Ladies Drive: Ihr seid junge Frauen mit hervorragender Ausbildung – könntet ihr nicht einfach auch in die Wirtschaft gehen und Karriere machen? Andere gründen Start-ups, die sie skalieren und gewinnbringend verkaufen können. Eure Idee klingt erst mal nach viel Arbeit und wenig bis gar kein Lohn …

Kay von Mérey: Unser Weg begann mit einer Vision, jedoch war uns noch nicht klar, wohin uns diese Reise führen würde. Wir begannen mit kleinen Events, wo jeweils einfach das IKRK vertreten war. Doch im Laufe der Zeit hat sich das Bild erweitert, sodass wir im letzten März sogar eine Konferenz mit 300 jungen Menschen organisieren konnten, an der neben dem IKRK als Schirmherrschaft auch renommierte Organisationen wie Médecins Sans Frontières, UNICEF und das UNHCR mitgewirkt haben. Derzeit werden wir mit wertvollen Erfahrungen, einem spannenden Netzwerk und persönlicher Entwicklung entlöhnt. Ein prägnantes Beispiel war die Gelegenheit, auf dem 50-jährigen Jubiläum des Schweizerischen Korps für humanitäre Hilfe vor 600 Menschen, darunter Bundesrat Ignazio Cassis, zu sprechen.

Nicht jedem ist das Gutmenschsein gegeben. Wo kommt dein humanitäres Denken eigentlich her?
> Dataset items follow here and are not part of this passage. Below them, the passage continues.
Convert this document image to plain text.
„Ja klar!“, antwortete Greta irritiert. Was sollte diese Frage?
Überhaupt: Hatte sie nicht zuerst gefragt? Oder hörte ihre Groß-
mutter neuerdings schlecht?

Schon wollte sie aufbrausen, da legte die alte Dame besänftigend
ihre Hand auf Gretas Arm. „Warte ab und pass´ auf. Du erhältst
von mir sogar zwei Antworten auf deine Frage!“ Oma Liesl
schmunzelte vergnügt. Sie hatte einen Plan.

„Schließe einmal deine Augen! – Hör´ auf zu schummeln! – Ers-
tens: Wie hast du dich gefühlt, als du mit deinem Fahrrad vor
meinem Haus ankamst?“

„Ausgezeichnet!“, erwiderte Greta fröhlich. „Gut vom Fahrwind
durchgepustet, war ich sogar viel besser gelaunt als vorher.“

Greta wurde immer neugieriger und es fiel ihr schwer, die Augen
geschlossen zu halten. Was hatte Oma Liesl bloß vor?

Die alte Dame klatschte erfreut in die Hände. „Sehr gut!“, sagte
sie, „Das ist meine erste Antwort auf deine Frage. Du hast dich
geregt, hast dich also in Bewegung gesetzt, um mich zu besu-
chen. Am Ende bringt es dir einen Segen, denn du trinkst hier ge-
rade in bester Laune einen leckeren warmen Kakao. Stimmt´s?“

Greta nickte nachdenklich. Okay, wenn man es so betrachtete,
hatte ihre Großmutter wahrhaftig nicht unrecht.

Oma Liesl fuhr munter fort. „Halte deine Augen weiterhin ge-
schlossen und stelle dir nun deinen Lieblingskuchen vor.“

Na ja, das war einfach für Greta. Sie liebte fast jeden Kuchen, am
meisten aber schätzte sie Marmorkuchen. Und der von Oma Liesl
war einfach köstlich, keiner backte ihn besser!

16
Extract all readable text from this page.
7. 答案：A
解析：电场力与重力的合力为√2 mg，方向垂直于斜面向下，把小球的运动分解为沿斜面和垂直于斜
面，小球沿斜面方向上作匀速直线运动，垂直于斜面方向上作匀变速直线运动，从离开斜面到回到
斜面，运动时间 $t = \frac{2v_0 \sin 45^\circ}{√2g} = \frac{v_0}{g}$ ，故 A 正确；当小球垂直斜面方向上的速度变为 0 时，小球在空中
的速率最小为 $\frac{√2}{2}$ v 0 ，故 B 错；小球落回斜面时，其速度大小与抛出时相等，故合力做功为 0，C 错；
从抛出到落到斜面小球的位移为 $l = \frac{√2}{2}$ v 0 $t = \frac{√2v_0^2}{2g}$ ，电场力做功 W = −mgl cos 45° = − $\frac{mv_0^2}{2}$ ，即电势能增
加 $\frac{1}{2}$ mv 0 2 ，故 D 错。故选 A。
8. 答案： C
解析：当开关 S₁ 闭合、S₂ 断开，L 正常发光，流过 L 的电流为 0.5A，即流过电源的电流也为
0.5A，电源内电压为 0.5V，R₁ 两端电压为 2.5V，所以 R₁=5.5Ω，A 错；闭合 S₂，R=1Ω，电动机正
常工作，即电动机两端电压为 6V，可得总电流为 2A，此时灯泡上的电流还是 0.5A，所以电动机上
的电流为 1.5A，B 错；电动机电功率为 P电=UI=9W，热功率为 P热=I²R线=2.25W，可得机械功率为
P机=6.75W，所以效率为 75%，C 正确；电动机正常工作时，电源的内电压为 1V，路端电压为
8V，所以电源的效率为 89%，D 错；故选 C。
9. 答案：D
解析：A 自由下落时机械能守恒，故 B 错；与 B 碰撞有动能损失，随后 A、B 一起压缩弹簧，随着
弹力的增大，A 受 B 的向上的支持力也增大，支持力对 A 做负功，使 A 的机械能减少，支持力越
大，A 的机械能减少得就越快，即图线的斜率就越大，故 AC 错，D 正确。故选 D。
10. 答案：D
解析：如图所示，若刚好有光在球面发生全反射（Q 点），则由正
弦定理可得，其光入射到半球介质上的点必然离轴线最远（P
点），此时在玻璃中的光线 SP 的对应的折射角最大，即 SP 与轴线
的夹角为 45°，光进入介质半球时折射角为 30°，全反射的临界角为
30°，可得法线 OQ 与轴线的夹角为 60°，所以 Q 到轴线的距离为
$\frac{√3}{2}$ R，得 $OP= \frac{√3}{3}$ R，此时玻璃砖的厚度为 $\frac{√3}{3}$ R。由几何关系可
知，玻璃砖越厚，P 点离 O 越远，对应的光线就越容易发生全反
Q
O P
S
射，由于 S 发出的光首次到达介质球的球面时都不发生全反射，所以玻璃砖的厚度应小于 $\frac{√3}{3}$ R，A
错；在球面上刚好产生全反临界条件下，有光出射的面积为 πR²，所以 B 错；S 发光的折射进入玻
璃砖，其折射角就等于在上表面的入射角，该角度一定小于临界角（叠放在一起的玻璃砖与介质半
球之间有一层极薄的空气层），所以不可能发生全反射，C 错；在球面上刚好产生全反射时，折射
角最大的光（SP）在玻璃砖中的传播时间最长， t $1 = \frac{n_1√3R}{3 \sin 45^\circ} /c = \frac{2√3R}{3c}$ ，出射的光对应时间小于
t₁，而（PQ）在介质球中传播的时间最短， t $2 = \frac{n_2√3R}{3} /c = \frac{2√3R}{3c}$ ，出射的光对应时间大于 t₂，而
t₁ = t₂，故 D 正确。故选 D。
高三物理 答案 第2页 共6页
Es sind eine innere Motivation und bis zum gewissen Grad auch Erfahrungen. Wir sind viel gereist, also meine Eltern mit uns Kindern, und mir ist oft aufgefallen, wie gross die Schere aufklafft zwischen Menschen wie uns, die sehr privilegiert sind, und anderen, die Not leiden. In meinem Zwischenjahr konnte ich bei verschiedenen Projekten Einblick bekommen, zum Beispiel auch bei Smiling Gecko des Künstlers Dr. Hannes Schmid in Kambodscha oder in einem Krankenhaus in Ecuador, das hat mich geprägt. Es gibt auch noch einen familiären Hintergrund: Die Mutter meines Vaters ist während des Zweiten Weltkrieges von Ungarn hierher in die Schweiz geflüchtet und hat sich später, als die Flüchtlinge 1956 aus Ungarn kamen, beim Roten Kreuz engagiert. Mit dem CYH versuchen wir etwas gegen die Missstände, Krieg und Gewalt auf der Welt zu unternehmen.

Meine Generation, so sie denn in der westlichen Welt geboren ist, ist mit einem gewissen Gefühl der vermeintlichen Sicherheit aufgewachsen, wir haben Waffenstillstand erlebt und gelebt und den Fall des Eisernen Vorhangs. Jetzt wird die Welt zunehmend unsicherer, sie ist in Aufruhr. Wie wollt ihr das in den Griff bekommen?

Es wäre übertrieben zu behaupten, dass wir mit dem Circle of Young Humanitarians den Anspruch hätten, so was in den Griff zu bekommen. Unsere Hoffnung ist vielmehr, dass wir durch Sensibilisierungsarbeit mit dem CYH einen Beitrag leisten können, der sich effektiv durch den Spillover-Effekt ausbreitet.

Kannst du den erklären?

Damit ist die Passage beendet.